Marcher et récupérer : un Yéménite garde l'espoir en exil
Marcheur et numismate passionné avant que la guerre le chasse du Yémen, un réfugié marche maintenant à la recherche d'objets pour un « musée des curiosités ».
CAMP DE MARKAZI, Djibouti, 23 mars (HCR) - Avant que la guerre ne l'oblige à quitter son foyer, Abdillahi Bashraheel avait deux passe-temps : marcher sur de longues distances et collectionner les pièces de monnaie.
Le premier était une habitude remontant à ses jeunes années, quand il était arpenteur dans le Yémen rural et marchait de longues heures, dans la chaleur, pour explorer le terrain.
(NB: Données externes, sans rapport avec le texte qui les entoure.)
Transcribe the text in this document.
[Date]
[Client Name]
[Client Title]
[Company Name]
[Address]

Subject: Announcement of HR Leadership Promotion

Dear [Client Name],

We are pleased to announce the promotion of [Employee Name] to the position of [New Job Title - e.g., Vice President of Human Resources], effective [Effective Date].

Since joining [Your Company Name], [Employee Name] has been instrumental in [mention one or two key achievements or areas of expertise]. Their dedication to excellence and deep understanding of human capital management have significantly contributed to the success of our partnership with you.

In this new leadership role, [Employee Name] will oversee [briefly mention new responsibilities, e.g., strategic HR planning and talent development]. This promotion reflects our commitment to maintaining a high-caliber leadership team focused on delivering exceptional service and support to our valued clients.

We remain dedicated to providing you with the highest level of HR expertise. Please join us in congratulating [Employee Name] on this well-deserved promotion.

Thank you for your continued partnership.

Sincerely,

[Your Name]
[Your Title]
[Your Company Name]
Cela l'aide à méditer, dit-il. Le second, il s'y adonnait parce qu'il « admire... les choses bizarres ».
Le problème est qu'Abdillahi, 63 ans, est aujourd'hui bloqué dans un camp de réfugiés dans un pays étranger, loin de ses sentiers de randonnée favoris. Sa collection de pièces de monnaie, constituée « de milliers et de milliers de pièces », il l'a laissée derrière lui, à Aden, lorsqu'il a pris la fuite.
Néanmoins, il marche encore, tournant sans relâche autour du camp. « Vingt kilomètres par jour », dit-il. « Vingt mille mètres. » Et sur le chemin, il ramasse encore des choses bizarres et des objets jetés pour décorer sa tente et son petit jardin sablonneux.
Ici au camp de Markazi, Abdillahi et son « musée des curiosités » sont très connus. Des branchages torsadés jonchent le sol à côté des os blanchis d'animaux morts depuis longtemps. Il y a des pierres et des graines, une vieille éponge, des coquillages, une petite poupée, une cuillère en bois, des insignes, des épinglettes et même un vieux casque de soldat.
Abdillahi n'est peut-être pas classique, mais il est une source d'inspiration pour les autres réfugiés ici, les encourageant à ne pas abandonner et à conserver certaines des passions et des habitudes qu'ils avaient chez eux, même comme réfugiés.
Les sources d'inspiration comme Abdillahi sont les bienvenues, un an après le début de la guerre civile au Yémen. Le conflit, qui dure toujours, a éclaté après des années d'instabilité politique, de difficultés économiques et de tensions sectorielles.
Les combats ont obligé 173 000 personnes à trouver refuge dans des pays étrangers. Quelque 19 000 d'entre elles vivent actuellement à Djibouti, dont environ 20 pour cent dans le camp de Markazi.
« J'ai échappé à la mort, aux bombes et à l'enfer », dit-il. Même s'il n'est pas marié et n'a pas d'enfants, Abdillahi a laissé derrière lui une grande famille, dont de nombreux frères et cousins. « Ma vie a été bouleversée ; une personne peut perdre la tête en de telles circonstances », dit-il.
Mais en dépit de l'angoisse et de l'incertitude qu'entraîne sa situation, il sait ce qu'il doit faire pour rester fort. Il bouge : « El haraka baraka », dit-il. Il s'agit d'un proverbe arabe bien connu, signifiant « Bouger est une bénédiction ». « Marcher », dit-il, « apporte paix et tranquillité ».
Aujourd'hui, il peut se retirer dans son petit « pays des merveilles », refuge unique qui lui permet d'oublier le monde quelque temps. Les enfants viennent voir sa collection ; il leur raconte des histoires et les exhorte à être productifs et utiles. Il laisse des restes de nourriture et de l'eau pour les oiseaux. Il prend beaucoup de plaisir à écouter leur gazouillis le matin, dit-il.
Néanmoins, Abdillahi est conscient de la misère qui l'entoure. Le HCR, l'Agence des Nations Unies pour les réfugiés, offre une assistance de base (un abri, des soins de santé, un peu d'éducation...) à Abdillahi et aux autres réfugiés yéménites, mais la vie pour eux reste difficile.
Dans une partie de son jardin qu'Abdillahi appelle son « cimetière » reposent des os et des crânes. « Cela montre que l'humanité à la fin sera réduite en poussière », dit-il. « C'est pour... rappeler [cela] aux gens, pour qu'ils puissent retrouver la raison. »
En attendant ce retour à la raison, « à mon âge, tout ce que je veux est vivre en paix », dit-il, il est content de continuer à bouger et de ramasser des objets. « Les belles choses rendent les gens heureux, et elles me rendent heureux », dit-il en souriant.